Well . . . ok. I don’t like the concept of authenticity but perhaps the difference lies in the “time of day.” What I mean is, bacon and eggs smells wonderful on the skillet when you’re hungry before breakfast, but that same smell hits one very differently with a full belly after lunch. The early Romantic movement, just as with the early Enlightenment, had good points to make. Rousseau championed, among other things, mothers actually breast-feeding their own children–something dramatically out of fashion for his time. Connecting with “nature” and the “self” I suppose could lead to more morally responsible living. You cannot blame your birth or other circumstances for who you are. But let it linger too long and you get the ridiculous movie Titanic, riddled through with romantic and “authentic” ideology–the smell of bacon and eggs at 10 am after you have already eaten. Still, Taylor asks the reader to see the premise of the morning before jumping straight to the twilight.

As for today, Taylor points out a variety of ways in which the “authenticity” narrative has gone astray.

Rousseau and his followers helped fuel democratic movements at home and abroad, but having created democracies in part through the dignifying the self, these same democracies would make a mockery of the original golden thread. Liberated from tradition, democratic man seemed to attain authenticity not via stern moral struggle against tradition, but as a birthright. If we are all authentic, then are all special, and thus, we all need recognized and regarded by others.

Taylor’s insights show us why those, for example, like Kaitlyn Jenner can be granted moral weight. The Authenticity narrative tells us that such people have attained a status of “real” humans because of their “courage” to make war even on biology itself–the final frontier–in order to achieve their version of true personhood. And, while I believe that those who alter their sex (if such a thing is truly possible) make terrible and tragic decisions, Taylor hints at why those that make these decisions often find them so empowering. Seeking a “genuine” connection with the self is the modern version of a transcendent experience.
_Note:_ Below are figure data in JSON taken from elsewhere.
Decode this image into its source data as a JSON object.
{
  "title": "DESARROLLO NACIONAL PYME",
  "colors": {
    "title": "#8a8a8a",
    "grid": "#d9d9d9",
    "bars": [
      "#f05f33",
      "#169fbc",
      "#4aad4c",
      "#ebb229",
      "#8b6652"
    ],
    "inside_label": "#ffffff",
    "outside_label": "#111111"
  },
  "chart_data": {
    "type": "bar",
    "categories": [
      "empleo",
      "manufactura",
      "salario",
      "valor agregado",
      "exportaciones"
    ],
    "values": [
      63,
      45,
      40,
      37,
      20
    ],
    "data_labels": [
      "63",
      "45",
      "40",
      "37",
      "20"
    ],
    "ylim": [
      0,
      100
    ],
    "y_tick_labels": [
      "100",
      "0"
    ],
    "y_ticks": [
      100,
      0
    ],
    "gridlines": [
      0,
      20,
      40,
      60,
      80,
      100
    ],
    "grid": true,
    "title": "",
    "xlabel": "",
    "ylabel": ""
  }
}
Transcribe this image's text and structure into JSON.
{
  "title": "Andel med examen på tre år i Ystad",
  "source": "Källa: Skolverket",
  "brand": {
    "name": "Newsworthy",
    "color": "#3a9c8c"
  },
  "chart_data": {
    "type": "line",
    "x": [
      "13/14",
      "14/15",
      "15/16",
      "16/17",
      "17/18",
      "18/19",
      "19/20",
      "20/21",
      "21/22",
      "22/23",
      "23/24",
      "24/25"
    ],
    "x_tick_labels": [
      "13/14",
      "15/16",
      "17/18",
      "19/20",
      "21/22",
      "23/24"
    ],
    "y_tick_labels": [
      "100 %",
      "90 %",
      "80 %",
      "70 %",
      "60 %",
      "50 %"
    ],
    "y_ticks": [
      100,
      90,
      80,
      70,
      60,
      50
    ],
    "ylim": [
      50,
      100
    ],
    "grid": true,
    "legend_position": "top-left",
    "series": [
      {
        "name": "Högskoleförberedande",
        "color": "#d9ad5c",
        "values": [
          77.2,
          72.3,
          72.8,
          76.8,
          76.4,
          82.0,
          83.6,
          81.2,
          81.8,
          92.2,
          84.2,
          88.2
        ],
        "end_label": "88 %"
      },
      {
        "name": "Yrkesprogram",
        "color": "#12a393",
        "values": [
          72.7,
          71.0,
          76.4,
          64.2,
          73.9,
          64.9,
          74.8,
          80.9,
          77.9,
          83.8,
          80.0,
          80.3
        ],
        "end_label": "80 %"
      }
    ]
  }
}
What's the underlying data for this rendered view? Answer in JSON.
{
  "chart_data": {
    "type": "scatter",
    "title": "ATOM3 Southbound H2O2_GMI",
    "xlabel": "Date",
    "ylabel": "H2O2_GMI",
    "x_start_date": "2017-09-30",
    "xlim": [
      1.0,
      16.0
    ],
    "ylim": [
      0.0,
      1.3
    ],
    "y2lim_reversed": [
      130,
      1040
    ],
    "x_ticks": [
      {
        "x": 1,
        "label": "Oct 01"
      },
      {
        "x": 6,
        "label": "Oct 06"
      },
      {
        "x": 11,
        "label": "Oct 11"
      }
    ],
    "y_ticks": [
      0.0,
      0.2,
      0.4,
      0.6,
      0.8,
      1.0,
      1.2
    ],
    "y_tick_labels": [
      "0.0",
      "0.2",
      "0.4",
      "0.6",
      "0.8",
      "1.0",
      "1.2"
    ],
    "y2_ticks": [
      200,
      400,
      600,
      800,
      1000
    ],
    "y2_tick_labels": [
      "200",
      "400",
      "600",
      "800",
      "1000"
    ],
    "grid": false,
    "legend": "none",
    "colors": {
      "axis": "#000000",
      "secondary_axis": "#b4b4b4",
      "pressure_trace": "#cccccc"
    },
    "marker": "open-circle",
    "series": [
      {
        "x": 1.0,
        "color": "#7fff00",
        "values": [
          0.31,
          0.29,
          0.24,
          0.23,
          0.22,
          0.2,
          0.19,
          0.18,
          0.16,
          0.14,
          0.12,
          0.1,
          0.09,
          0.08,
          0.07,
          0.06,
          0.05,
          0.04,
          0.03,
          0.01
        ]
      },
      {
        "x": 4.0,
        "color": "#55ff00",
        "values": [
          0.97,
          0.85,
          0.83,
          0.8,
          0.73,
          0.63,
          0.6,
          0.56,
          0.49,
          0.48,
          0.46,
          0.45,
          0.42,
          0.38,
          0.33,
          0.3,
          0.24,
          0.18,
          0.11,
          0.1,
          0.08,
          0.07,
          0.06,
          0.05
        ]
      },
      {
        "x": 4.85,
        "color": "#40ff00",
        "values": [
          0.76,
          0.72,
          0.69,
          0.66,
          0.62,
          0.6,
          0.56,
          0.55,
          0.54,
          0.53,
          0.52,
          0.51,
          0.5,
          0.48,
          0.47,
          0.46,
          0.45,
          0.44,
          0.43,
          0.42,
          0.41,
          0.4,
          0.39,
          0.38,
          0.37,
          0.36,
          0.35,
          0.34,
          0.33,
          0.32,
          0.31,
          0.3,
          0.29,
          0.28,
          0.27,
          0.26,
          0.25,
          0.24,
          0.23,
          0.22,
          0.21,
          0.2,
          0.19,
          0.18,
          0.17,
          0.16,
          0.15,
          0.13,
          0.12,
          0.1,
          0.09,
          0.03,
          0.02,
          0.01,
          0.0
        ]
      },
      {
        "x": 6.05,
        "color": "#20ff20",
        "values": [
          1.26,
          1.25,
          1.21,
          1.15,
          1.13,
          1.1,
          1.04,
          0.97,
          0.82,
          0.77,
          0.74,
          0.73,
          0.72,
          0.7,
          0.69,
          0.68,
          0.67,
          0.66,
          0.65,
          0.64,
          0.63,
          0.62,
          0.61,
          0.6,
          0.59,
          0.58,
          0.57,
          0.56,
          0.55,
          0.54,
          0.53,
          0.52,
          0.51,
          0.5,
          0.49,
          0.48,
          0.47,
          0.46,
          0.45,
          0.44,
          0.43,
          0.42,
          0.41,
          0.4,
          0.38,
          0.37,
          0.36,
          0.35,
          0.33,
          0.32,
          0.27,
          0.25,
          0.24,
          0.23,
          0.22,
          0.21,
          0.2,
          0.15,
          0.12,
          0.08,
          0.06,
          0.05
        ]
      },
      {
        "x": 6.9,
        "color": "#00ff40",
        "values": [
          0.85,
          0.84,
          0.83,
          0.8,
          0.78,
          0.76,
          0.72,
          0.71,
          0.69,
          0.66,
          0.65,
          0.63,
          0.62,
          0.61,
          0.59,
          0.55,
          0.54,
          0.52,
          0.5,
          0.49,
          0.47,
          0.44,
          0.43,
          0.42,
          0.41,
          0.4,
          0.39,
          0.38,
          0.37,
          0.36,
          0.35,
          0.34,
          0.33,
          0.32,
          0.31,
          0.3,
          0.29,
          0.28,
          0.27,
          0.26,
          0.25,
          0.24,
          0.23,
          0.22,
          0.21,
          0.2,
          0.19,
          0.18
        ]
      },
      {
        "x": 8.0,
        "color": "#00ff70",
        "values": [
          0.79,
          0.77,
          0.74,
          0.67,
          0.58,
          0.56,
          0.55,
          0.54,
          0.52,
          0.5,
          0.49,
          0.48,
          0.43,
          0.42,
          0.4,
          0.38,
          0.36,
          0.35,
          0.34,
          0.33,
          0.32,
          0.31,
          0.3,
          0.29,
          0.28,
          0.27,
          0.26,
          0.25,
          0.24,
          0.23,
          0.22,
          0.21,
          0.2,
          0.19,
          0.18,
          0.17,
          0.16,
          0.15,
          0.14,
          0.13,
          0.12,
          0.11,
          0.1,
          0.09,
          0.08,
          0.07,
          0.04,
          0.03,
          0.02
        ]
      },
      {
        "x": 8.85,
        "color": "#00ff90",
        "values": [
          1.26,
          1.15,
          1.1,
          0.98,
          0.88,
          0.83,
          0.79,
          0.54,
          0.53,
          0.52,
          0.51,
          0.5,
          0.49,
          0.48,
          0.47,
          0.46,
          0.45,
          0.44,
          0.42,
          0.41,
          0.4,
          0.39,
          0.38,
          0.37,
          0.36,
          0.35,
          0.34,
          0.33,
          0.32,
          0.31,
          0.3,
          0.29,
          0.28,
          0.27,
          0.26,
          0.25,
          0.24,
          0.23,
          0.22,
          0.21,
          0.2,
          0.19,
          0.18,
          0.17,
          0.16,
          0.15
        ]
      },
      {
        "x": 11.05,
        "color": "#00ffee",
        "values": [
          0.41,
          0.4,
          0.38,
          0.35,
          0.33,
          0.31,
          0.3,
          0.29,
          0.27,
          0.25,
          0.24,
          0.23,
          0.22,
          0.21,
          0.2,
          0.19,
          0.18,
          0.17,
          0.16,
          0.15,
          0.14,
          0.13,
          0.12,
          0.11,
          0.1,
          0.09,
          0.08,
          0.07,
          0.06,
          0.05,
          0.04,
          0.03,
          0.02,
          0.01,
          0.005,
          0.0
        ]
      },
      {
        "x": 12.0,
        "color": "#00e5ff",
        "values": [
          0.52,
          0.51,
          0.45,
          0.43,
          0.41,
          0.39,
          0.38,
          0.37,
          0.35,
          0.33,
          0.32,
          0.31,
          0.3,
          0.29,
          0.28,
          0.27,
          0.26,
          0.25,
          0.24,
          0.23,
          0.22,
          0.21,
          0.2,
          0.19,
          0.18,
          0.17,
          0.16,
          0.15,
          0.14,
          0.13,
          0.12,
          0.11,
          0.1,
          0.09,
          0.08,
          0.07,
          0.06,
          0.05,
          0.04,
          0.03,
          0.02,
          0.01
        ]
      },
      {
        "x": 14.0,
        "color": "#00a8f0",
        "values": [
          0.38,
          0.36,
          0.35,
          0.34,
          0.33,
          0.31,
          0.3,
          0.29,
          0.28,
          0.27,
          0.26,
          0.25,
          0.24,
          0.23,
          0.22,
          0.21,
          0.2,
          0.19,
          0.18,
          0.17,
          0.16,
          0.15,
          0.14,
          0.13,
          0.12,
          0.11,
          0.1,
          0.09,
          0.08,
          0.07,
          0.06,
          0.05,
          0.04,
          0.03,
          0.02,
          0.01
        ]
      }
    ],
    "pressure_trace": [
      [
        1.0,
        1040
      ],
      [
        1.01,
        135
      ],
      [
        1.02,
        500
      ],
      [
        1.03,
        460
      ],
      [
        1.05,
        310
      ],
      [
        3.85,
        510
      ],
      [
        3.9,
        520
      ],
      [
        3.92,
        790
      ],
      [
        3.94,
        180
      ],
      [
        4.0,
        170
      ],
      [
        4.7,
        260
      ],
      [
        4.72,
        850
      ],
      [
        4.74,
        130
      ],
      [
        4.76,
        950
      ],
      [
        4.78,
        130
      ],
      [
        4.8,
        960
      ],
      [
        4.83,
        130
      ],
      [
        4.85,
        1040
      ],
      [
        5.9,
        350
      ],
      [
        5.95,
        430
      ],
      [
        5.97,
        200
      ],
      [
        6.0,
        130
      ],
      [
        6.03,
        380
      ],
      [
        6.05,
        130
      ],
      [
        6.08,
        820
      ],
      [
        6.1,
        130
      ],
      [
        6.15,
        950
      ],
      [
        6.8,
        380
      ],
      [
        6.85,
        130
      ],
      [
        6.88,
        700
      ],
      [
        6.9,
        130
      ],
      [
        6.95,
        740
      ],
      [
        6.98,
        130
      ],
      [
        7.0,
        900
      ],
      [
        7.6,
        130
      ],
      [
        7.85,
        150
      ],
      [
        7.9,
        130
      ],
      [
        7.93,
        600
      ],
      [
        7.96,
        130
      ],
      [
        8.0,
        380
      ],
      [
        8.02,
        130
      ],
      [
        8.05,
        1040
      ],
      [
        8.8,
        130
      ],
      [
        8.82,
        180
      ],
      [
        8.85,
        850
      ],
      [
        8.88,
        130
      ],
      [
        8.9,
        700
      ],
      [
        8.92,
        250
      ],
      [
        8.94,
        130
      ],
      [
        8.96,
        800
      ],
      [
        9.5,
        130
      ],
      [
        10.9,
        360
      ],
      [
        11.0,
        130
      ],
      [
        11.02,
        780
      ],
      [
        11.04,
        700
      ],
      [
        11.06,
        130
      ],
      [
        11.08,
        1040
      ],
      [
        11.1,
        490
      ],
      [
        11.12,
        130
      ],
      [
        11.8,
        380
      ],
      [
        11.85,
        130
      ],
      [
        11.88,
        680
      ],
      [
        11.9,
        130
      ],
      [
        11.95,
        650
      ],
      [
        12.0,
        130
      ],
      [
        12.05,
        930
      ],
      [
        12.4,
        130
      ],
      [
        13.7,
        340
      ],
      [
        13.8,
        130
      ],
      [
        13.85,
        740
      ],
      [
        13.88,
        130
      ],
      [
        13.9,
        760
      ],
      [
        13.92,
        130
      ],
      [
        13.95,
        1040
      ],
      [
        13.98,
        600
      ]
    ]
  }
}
We grant large amounts of authority to those that have them, like the mystics of old.

Taylor also points out the endgame in store for “authenticity” lay implicit in its origins. If the self is to be the guide, and self-actualization has the ultimate authority, then we have a contradiction. The self can never be absolute, certainly not over others. Telling someone about your “experience” is nearly as bad as telling someone about the dream you had last night. In the end, we require an outside reference.

Alas, logical contradictions will likely not derail the Authenticity movement. But it is possible that time may take of this in ways that logic cannot.

I mentioned above the analogy of the smell of bacon before and after breakfast, and the analogy holds true in other aspects of life. In his War and Civilization compilation Toynbee admits the allure of the “morning” of a military outlook when reading the Iliad. Homer’s battle scenes have a dramatically bracing effect. Then, fast-forward to 19th century, where Prussian militarists like Helmuth von Moltke give one an entirely different impression of essentially the same thing that Homer described:

Perpetual Peace is a dream–and not even a beautiful dream–and War is an integral part of God’s ordering of the Universe. In War, Man’s noblest virtues come into play: courage and renunciation, fidelity to duty and a readiness to sacrifice that does not stop short of offering up Life itself. Without War the World would be swamped in materialism

Toynbee comments that, “there is a note of passion, of anxiety, and of rancor,” here that takes far away from the Greek poets. Moltke continues, perhaps even aware that he sails too close to the wind;

It is when an institution no longer appears necessary that fantastic reasons are sought or invented for satisfying the instinctive prejudice in its favor, which its long persistence has created.

If the modern Liberal order was created in part on the back of Authenticity, then surely we might say that those who still champion the idea copy Moltke and indeed invent “fantastic reasons” for the path they take. Perhaps Authenticity has run its course and can go into hibernation. We will wake it up when the scales have tipped too far in the other direction.